Southwellina

Scientific classification
- Kingdom: Animalia
- Phylum: Acanthocephala
- Class: Palaeacanthocephala
- Order: Polymorphida
- Family: Polymorphidae
- Genus: Southwellina Witenberg, 1932

= Southwellina =

Genus of worms

Southwellina is a genus in Acanthocephala (thorny-headed worms, also known as spiny-headed worms).
==Taxonomy==
The genus was described by Witenberg in 1932. Phylogenetic analysis has been published on Southwellina species. The type species is S. hispida.
==Description==
Southwellina species consist of a proboscis covered in hooks and a trunk.
==Species==
The genus Southwellina contains three species.
- Southwellina hispida (Van Cleave, 1925)
- Southwellina macracanthus (Ward & Winter, 1952)
- Southwellina sacra Bhattacharya, Pande & Srivastaca, 2002
==Distribution==
The distribution of Southwellina is determined by that of its hosts.
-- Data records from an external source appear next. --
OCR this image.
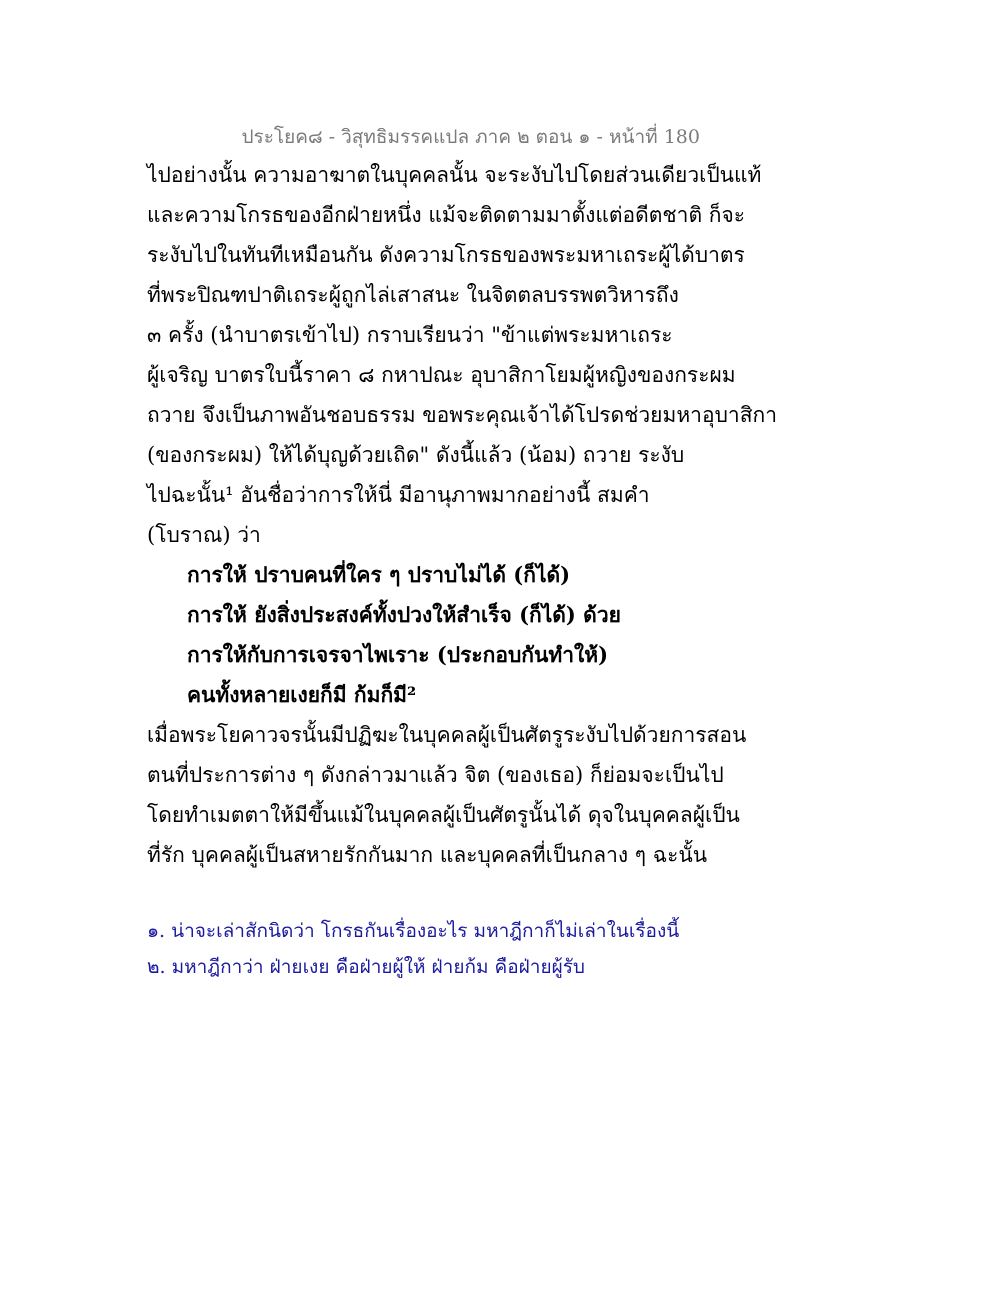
ประโยค๘ - วิสุทธิมรรคแปล ภาค ๒ ตอน ๑ - หน้าที่ 180
ไปอย่างนั้น ความอาฆาตในบุคคลนั้น จะระงับไปโดยส่วนเดียวเป็นแท้
และความโกรธของอีกฝ่ายหนึ่ง แม้จะติดตามมาตั้งแต่อดีตชาติ ก็จะ
ระงับไปในทันทีเหมือนกัน ดังความโกรธของพระมหาเถระผู้ได้บาตร
ที่พระปิณฑปาติเถระผู้ถูกไล่เสาสนะ ในจิตตลบรรพตวิหารถึง
๓ ครั้ง (นำบาตรเข้าไป) กราบเรียนว่า "ข้าแต่พระมหาเถระ
ผู้เจริญ บาตรใบนี้ราคา ๘ กหาปณะ อุบาสิกาโยมผู้หญิงของกระผม
ถวาย จึงเป็นภาพอันชอบธรรม ขอพระคุณเจ้าได้โปรดช่วยมหาอุบาสิกา
(ของกระผม) ให้ได้บุญด้วยเถิด" ดังนี้แล้ว (น้อม) ถวาย ระงับ
ไปฉะนั้น¹ อันชื่อว่าการให้นี่ มีอานุภาพมากอย่างนี้ สมคำ
(โบราณ) ว่า
การให้ ปราบคนที่ใคร ๆ ปราบไม่ได้ (ก็ได้)
การให้ ยังสิ่งประสงค์ทั้งปวงให้สำเร็จ (ก็ได้) ด้วย
การให้กับการเจรจาไพเราะ (ประกอบกันทำให้)
คนทั้งหลายเงยก็มี ก้มก็มี²
เมื่อพระโยคาวจรนั้นมีปฏิฆะในบุคคลผู้เป็นศัตรูระงับไปด้วยการสอน
ตนที่ประการต่าง ๆ ดังกล่าวมาแล้ว จิต (ของเธอ) ก็ย่อมจะเป็นไป
โดยทำเมตตาให้มีขึ้นแม้ในบุคคลผู้เป็นศัตรูนั้นได้ ดุจในบุคคลผู้เป็น
ที่รัก บุคคลผู้เป็นสหายรักกันมาก และบุคคลที่เป็นกลาง ๆ ฉะนั้น
๑. น่าจะเล่าสักนิดว่า โกรธกันเรื่องอะไร มหาฎีกาก็ไม่เล่าในเรื่องนี้
๒. มหาฎีกาว่า ฝ่ายเงย คือฝ่ายผู้ให้ ฝ่ายก้ม คือฝ่ายผู้รับ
The species of this genus are found in Northern America and India.

==Hosts==

Life cycle of Acanthocephala.

The life cycle of an acanthocephalan consists of three stages beginning when an infective acanthor (development of an egg) is released from the intestines of the definitive host and then ingested by an arthropod, the intermediate host. The intermediate hosts of Southwellina are arthropods. When the acanthor molts, the second stage called the acanthella begins. This stage involves penetrating the wall of the mesenteron or the intestine of the intermediate host and growing. The final stage is the infective cystacanth which is the larval or juvenile state of an Acanthocephalan, differing from the adult only in size and stage of sexual development. The cystacanths within the intermediate hosts are consumed by the definitive host, usually attaching to the walls of the intestines, and as adults they reproduce sexually in the intestines. The acanthor is passed in the feces of the definitive host and the cycle repeats. Some paratenic hosts (hosts where parasites infest but do not undergo larval development or sexual reproduction) for S. hispida is Gillichthys mirabilis.

Southwellina is a generalist parasite that uses a wide range of definitive hosts to complete its life cycle. There are no reported cases of Southwellina infesting humans in the English language medical literature.